White girl (the always strange Charlotte Gainsbourg), black man, (the immensely appealing Omar Sly) – the usual romance? Wrong, this is so refreshingly different, most of all because of its back story, the difficult lives of France’s army of illegal immigrants. Sly (The Intouchables) plays Samba, originally from Senegal, but having washed dishes for a decade, figures he has a chance of becoming legal. Which brings him together with Alice (Grainsbourgh), a shy novice immigration case-worker. She’s been warned not to give her phone number to clients, but can’t resist his affable smile (and other attributes). And so, as they strike up a relationship, but is he scamming her? In France and much of Europe and the US, low paid and undesirable jobs are all filled by immigrants like Samba, in fact, many capitalist economies now dishonestly rely on this illegal trade. Here they are “asylum seekers” but Australia could not make such an honest, strange, appealing (and romantic) movie as this. Locked into our toxic and disingenuous politics, we prefer to just chant slogans. M from April 2.


Shaun The Sheep Movie

With Bitzer (a rather stupid sheepdog), Shaun and his flock have to go to the Big City to find their amnesia suffering farmer – who, because he was once an ace shearer, has become a celebrity hairdresser to the stars. All the Aardman Studio’s trademark sly humour and rip-roaring slapstick is here, brilliantly combined with manure jokes, adult satire and rollicking kid-friendly action. There’s even a nod to Orwell. With the farmer gone – the pigs take over! That earns it a rating warning: “Some scary scenes.” Otherwise G of course and fantastic fun! From Mar 26.
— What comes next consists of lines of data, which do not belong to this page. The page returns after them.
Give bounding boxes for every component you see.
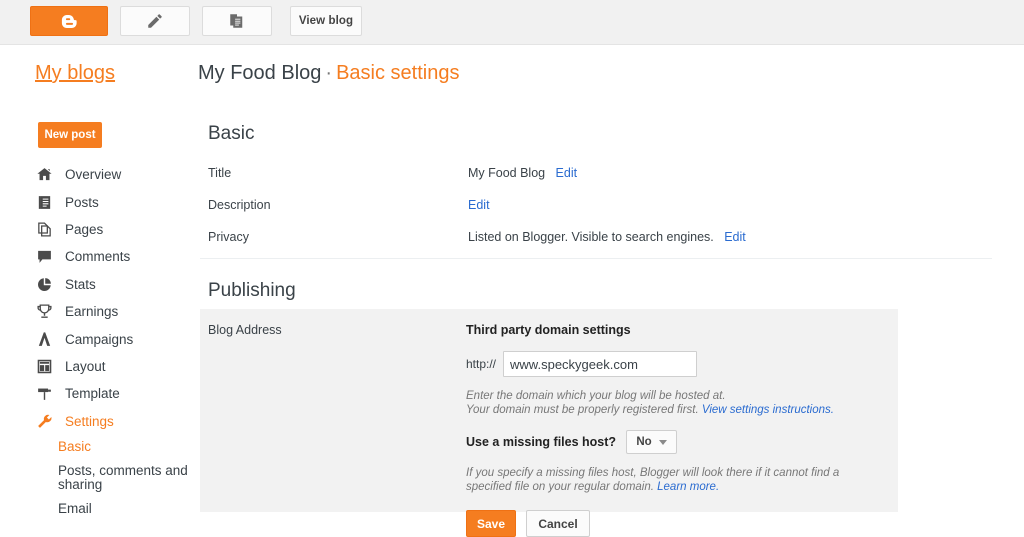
row-label: Description <box>208 198 271 212</box>
sidebar-subitem-basic[interactable]: Basic <box>58 435 198 459</box>
domain-help-line2: Your domain must be properly registered … <box>466 404 699 416</box>
home-icon <box>36 166 56 184</box>
domain-input-row: http:// <box>466 351 886 377</box>
my-blogs-link[interactable]: My blogs <box>35 62 115 85</box>
row-value: My Food Blog Edit <box>468 166 577 180</box>
sidebar-item-label: Overview <box>65 167 122 183</box>
save-label: Save <box>476 516 506 531</box>
chevron-down-icon <box>658 439 667 445</box>
missing-files-host-row: Use a missing files host? No <box>466 430 886 454</box>
missing-files-host-value: No <box>636 436 652 448</box>
third-party-domain-title: Third party domain settings <box>466 323 631 337</box>
breadcrumb: My Food Blog · Basic settings <box>198 62 459 85</box>
action-buttons: Save Cancel <box>466 510 886 537</box>
sidebar-item-earnings[interactable]: Earnings <box>0 298 198 325</box>
sidebar-subitem-posts-comments-sharing[interactable]: Posts, comments and sharing <box>58 459 198 497</box>
sidebar-item-label: Comments <box>65 249 131 265</box>
sidebar-item-comments[interactable]: Comments <box>0 243 198 270</box>
sidebar-item-label: Earnings <box>65 304 119 320</box>
pencil-icon <box>146 12 164 30</box>
domain-help-line1: Enter the domain which your blog will be… <box>466 390 726 402</box>
third-party-domain-group: Third party domain settings http:// Ente… <box>466 323 886 537</box>
section-divider <box>200 258 992 259</box>
view-settings-instructions-link[interactable]: View settings instructions. <box>702 404 834 416</box>
sidebar-item-stats[interactable]: Stats <box>0 271 198 298</box>
sidebar: New post Overview Posts Pages Comments S… <box>0 103 198 515</box>
sidebar-item-campaigns[interactable]: Campaigns <box>0 325 198 352</box>
privacy-value: Listed on Blogger. Visible to search eng… <box>468 230 714 244</box>
row-value: Listed on Blogger. Visible to search eng… <box>468 230 746 244</box>
sidebar-item-posts[interactable]: Posts <box>0 188 198 215</box>
wrench-icon <box>36 412 56 430</box>
missing-files-host-select[interactable]: No <box>626 430 678 454</box>
basic-section-title: Basic <box>208 123 255 144</box>
sidebar-item-layout[interactable]: Layout <box>0 353 198 380</box>
row-value: Edit <box>468 198 490 212</box>
piechart-icon <box>36 275 56 293</box>
view-blog-button[interactable]: View blog <box>290 6 362 36</box>
blog-address-label: Blog Address <box>208 323 282 337</box>
missing-files-host-label: Use a missing files host? <box>466 435 617 449</box>
learn-more-link[interactable]: Learn more. <box>657 481 719 493</box>
pages-icon <box>36 220 56 238</box>
sidebar-subitem-email[interactable]: Email <box>58 497 198 521</box>
blogger-logo-button[interactable] <box>30 6 108 36</box>
domain-input[interactable] <box>503 351 698 377</box>
documents-icon <box>228 12 246 30</box>
sidebar-item-label: Settings <box>65 413 114 429</box>
posts-list-button[interactable] <box>202 6 272 36</box>
posts-icon <box>36 193 56 211</box>
main-content: Basic Title My Food Blog Edit Descriptio… <box>198 103 1024 537</box>
new-post-button[interactable] <box>120 6 190 36</box>
cancel-button[interactable]: Cancel <box>526 510 590 537</box>
page-header: My blogs My Food Blog · Basic settings <box>0 45 1024 103</box>
missing-files-help-text: If you specify a missing files host, Blo… <box>466 466 886 494</box>
sidebar-subnav: Basic Posts, comments and sharing Email <box>0 435 198 520</box>
edit-privacy-link[interactable]: Edit <box>724 230 746 244</box>
new-post-label: New post <box>44 129 96 141</box>
layout-icon <box>36 357 56 375</box>
row-label: Privacy <box>208 230 249 244</box>
breadcrumb-separator: · <box>325 62 333 84</box>
breadcrumb-current-page: Basic settings <box>336 62 460 84</box>
top-toolbar: View blog <box>0 0 1024 45</box>
missing-files-help-line2: specified file on your regular domain. <box>466 481 654 493</box>
sidebar-item-settings[interactable]: Settings <box>0 408 198 435</box>
domain-help-text: Enter the domain which your blog will be… <box>466 389 886 417</box>
trophy-icon <box>36 303 56 321</box>
sidebar-item-label: Layout <box>65 358 106 374</box>
comment-icon <box>36 248 56 266</box>
publishing-section-title: Publishing <box>208 280 296 301</box>
new-post-button-sidebar[interactable]: New post <box>38 122 102 148</box>
sidebar-item-label: Pages <box>65 221 104 237</box>
blog-title-value: My Food Blog <box>468 166 546 180</box>
save-button[interactable]: Save <box>466 510 516 537</box>
row-label: Title <box>208 166 232 180</box>
missing-files-help-line1: If you specify a missing files host, Blo… <box>466 467 840 479</box>
sidebar-item-template[interactable]: Template <box>0 380 198 407</box>
edit-title-link[interactable]: Edit <box>556 166 578 180</box>
sidebar-item-pages[interactable]: Pages <box>0 216 198 243</box>
blog-address-panel: Blog Address Third party domain settings… <box>200 309 898 537</box>
sidebar-item-label: Stats <box>65 276 96 292</box>
url-protocol-label: http:// <box>466 357 497 371</box>
roller-icon <box>36 385 56 403</box>
edit-description-link[interactable]: Edit <box>468 198 490 212</box>
sidebar-nav: Overview Posts Pages Comments Stats Earn… <box>0 161 198 520</box>
blogger-logo-icon <box>60 12 79 31</box>
campaigns-icon <box>36 330 56 348</box>
cancel-label: Cancel <box>538 516 578 531</box>
sidebar-item-label: Campaigns <box>65 331 134 347</box>
breadcrumb-blog-name: My Food Blog <box>198 62 322 84</box>
sidebar-item-label: Posts <box>65 194 99 210</box>
sidebar-item-overview[interactable]: Overview <box>0 161 198 188</box>
view-blog-label: View blog <box>298 15 354 27</box>
sidebar-item-label: Template <box>65 386 120 402</box>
The second instalment of The Divergent franchise wastes no time in explaining the back-story of this particular post-apocalypse dystopian future and its factions (roughly equivalent to high school clans). We know all that, right? So it’s straight into the running and the gunning, and this time Tris (Shailene Woodley) seems to have settled into her role as teenage Joan of Arc. It’s reassuring that although civilisation has collapsed leaving Chicago a chic, post-industrial ruin, we can still get our clothing from Industrie (©David Jones), there are plenty of tattoo shops (©Urban Ink) and everyone still has incredible iPads (©Apple). Sadly though all that high tech is used to keep us oppressed and subservient to an evil ruling faction leader (Kate Winslet). So THAT’S what Apple has in mind?! Early on while hiding out with the nature-loving hippie faction, Tris hacks off her flowing locks with a blunt knife. Next scene she has an ultra-cool layered short bob (©Toni&Guy). The world may indeed have ended, but you still need to look good. M on now.